Na escalada da pandemia, o Brasil, com um novo recorde de mortes, superou a Itália nesta quinta-feira (4) e se tornou o terceiro país com mais vítimas fatais de covid-19. Ao todo, são 34.021 mortes e 614.941 casos confirmados no país até agora, segundo dados do Ministério da Saúde.

Partidos opositores pedem adiamento de protesto 

Na quinta, líderes de diferentes partidos do Senado Federal pediram, por meio de nota, para os brasileiros em oposição ao governo Bolsonaro não irem às ruas no próximo domingo por causa da pandemia do novo coronavírus. A nota é assinado por líderes da Rede, do PSB, do PDT, do Cidadania, do PSD e do PT.
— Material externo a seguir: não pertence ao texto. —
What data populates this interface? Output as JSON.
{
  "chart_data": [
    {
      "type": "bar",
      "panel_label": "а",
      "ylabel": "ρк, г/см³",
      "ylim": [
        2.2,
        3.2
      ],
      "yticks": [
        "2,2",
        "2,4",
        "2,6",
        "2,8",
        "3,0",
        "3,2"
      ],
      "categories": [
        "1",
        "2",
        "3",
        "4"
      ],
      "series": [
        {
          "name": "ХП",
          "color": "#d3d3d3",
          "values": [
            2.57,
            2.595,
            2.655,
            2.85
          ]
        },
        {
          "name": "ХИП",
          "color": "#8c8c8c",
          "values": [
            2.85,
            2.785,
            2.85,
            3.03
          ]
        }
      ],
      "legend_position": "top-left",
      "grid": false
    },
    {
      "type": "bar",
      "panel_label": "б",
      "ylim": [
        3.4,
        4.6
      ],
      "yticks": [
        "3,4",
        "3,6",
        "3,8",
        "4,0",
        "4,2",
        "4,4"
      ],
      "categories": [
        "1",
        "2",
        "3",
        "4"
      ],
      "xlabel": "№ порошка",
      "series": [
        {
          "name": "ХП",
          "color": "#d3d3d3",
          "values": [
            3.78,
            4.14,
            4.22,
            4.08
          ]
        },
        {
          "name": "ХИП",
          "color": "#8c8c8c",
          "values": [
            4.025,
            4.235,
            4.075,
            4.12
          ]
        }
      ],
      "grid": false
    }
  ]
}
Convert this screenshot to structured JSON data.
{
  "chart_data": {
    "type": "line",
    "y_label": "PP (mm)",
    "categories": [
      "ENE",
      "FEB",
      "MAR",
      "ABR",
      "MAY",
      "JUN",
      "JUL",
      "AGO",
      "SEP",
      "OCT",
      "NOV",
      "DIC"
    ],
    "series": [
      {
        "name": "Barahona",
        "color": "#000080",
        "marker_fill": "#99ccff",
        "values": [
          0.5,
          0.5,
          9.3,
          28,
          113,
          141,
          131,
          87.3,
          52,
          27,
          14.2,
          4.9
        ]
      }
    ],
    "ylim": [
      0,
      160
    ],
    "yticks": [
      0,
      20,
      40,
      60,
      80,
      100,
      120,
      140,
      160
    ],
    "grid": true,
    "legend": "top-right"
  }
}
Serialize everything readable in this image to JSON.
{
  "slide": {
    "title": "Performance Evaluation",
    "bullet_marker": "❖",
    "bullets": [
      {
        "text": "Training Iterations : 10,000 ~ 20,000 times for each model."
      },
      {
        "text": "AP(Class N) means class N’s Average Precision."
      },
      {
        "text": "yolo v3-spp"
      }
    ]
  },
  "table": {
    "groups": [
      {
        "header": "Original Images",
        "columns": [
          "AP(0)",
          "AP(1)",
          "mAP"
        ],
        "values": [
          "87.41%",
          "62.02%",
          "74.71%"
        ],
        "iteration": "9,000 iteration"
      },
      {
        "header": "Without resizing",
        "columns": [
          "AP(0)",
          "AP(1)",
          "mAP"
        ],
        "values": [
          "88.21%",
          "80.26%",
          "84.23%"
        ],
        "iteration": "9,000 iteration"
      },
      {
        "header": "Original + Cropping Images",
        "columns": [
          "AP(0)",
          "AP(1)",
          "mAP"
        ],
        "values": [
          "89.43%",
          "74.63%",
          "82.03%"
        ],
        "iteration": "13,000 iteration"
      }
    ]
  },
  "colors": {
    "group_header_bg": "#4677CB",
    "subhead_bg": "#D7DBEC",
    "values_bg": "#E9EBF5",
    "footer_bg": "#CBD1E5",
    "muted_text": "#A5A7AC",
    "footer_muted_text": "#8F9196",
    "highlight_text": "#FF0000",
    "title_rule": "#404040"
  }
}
“Nosso pedido parte da avaliação de que, não tendo o país ainda superado a pandemia, que agora avança em direção ao Brasil profundo, saindo das capitais e agravando nos interiores, precisamos redobrar os cuidados sanitários e ampliar a comunicação com a sociedade em prol do distanciamento social”, diz trecho da nota, antecipada pela Folha de S.Paulo.

“Adiaremos à ida às ruas, pelo bem da população, até que possamos, sem riscos, ocupá-las, em prol da população”, completa.

A nota ressalta “a escalada autoritária do governo federal”, mas enfatiza que é dever “preservar a vida e segurança dos brasileiros, não dando ao governo aquilo que ele exatamente deseja, o ambiente para atitudes arbitrárias”.

Os líderes que “ainda não é o momento, em respeito às famílias de vítimas do Coronavírus e também daqueles que até hoje tem respeitado e com razões, baseado nos melhores estudos científicos, o isolamento como a melhor alternativa de combate à covid-19”.

“Continuaremos firmes na oposição das mais diversas formas que a situação pandêmica nos permite.”

Assinam a nota os senadores: Randolfe Rodrigues (Rede), Eliziane Gama (Cidadania), Weverton Rocha (PDT), vice-líder Jaques Wagner, (PT), Veneziano Vital do Rego (PSB) e Otto Alencar (PSD).